Clark died of "a stroke of apoplexy" on January 10, 1916, at the Pineland Country Club in Mullins, South Carolina.[4]
He was survived by his wife, Eleanor D. Head Clark Jr., who died August 29, 1930, at her summer home in Northeast Harbor, Maine, and a son, Clarence H. Clark III (-1943).[5] Clark III, whose own financial partnership, Kendrick & Co., failed in 1922, was a member of the First Troop Philadelphia City Cavalry,[6] with which he served during World War I as a captain in the 310th Field Artillery.

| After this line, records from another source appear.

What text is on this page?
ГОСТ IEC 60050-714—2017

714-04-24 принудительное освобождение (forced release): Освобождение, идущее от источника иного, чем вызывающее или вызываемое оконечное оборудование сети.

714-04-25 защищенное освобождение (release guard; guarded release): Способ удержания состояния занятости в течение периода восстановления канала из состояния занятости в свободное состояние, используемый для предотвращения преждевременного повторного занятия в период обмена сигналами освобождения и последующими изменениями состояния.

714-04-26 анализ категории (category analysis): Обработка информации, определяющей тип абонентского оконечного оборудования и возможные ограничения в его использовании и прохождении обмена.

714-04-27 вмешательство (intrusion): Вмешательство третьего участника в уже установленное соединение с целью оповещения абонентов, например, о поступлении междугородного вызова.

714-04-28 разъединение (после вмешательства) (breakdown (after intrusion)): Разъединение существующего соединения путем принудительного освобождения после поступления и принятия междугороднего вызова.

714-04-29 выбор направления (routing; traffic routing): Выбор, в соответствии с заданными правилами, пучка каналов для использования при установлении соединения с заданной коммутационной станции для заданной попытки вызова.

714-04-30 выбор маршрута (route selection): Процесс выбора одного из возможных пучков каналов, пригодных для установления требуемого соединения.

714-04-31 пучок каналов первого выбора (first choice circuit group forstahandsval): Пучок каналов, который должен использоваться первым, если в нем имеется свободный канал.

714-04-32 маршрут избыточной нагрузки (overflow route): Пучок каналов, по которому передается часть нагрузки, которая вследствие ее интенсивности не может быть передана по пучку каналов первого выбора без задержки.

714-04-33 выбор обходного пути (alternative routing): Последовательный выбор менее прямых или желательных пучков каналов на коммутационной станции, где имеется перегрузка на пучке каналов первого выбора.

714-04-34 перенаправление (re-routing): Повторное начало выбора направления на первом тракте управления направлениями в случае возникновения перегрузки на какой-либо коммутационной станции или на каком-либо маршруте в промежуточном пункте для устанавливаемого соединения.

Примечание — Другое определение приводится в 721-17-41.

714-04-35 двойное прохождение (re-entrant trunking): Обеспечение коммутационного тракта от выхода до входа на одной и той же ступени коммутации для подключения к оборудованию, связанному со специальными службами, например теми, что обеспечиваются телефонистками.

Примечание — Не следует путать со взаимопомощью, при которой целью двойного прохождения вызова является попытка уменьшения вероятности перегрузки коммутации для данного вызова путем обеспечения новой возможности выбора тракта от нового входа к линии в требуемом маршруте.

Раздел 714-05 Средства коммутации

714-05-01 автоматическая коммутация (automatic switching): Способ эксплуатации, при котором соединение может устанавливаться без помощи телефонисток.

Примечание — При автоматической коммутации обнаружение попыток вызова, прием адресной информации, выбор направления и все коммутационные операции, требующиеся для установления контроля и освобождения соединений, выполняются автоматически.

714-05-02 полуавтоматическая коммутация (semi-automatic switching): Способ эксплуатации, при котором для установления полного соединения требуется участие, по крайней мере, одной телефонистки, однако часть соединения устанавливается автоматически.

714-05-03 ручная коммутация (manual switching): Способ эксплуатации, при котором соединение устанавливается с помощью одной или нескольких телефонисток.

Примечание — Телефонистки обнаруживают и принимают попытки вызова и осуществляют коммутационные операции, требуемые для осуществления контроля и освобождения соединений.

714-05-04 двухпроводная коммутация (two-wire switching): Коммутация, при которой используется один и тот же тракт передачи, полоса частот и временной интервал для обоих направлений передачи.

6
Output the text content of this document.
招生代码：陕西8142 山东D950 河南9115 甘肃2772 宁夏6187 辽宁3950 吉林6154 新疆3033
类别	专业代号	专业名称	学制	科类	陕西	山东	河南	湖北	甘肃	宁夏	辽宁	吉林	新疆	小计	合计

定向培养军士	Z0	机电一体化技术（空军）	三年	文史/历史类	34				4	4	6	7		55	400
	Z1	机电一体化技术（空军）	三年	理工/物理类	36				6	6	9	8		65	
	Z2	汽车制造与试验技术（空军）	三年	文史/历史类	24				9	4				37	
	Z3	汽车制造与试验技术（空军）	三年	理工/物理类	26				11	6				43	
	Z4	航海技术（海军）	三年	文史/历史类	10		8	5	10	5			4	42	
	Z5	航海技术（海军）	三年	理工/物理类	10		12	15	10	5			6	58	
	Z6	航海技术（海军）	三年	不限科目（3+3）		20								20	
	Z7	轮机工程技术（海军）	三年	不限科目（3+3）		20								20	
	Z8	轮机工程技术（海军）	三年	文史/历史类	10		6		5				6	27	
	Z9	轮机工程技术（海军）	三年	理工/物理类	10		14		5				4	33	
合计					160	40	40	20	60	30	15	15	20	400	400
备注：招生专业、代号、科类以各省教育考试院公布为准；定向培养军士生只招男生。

Clark III married Eleanor Townsend Clark (1899-1981), with whom he had two daughters, including Eleanor Yerkes, and a son, Clarence H. Clark IV,[7] who served in the Army Air Corps during World War II. Clark IV, husband of Jean E. Clark, had a son, Clarence H. Clark V, and a daughter, Amy Clark (d. 2012). Clark V and his wife Kathleen had a son, Chip, and a daughter, Betsy.[8]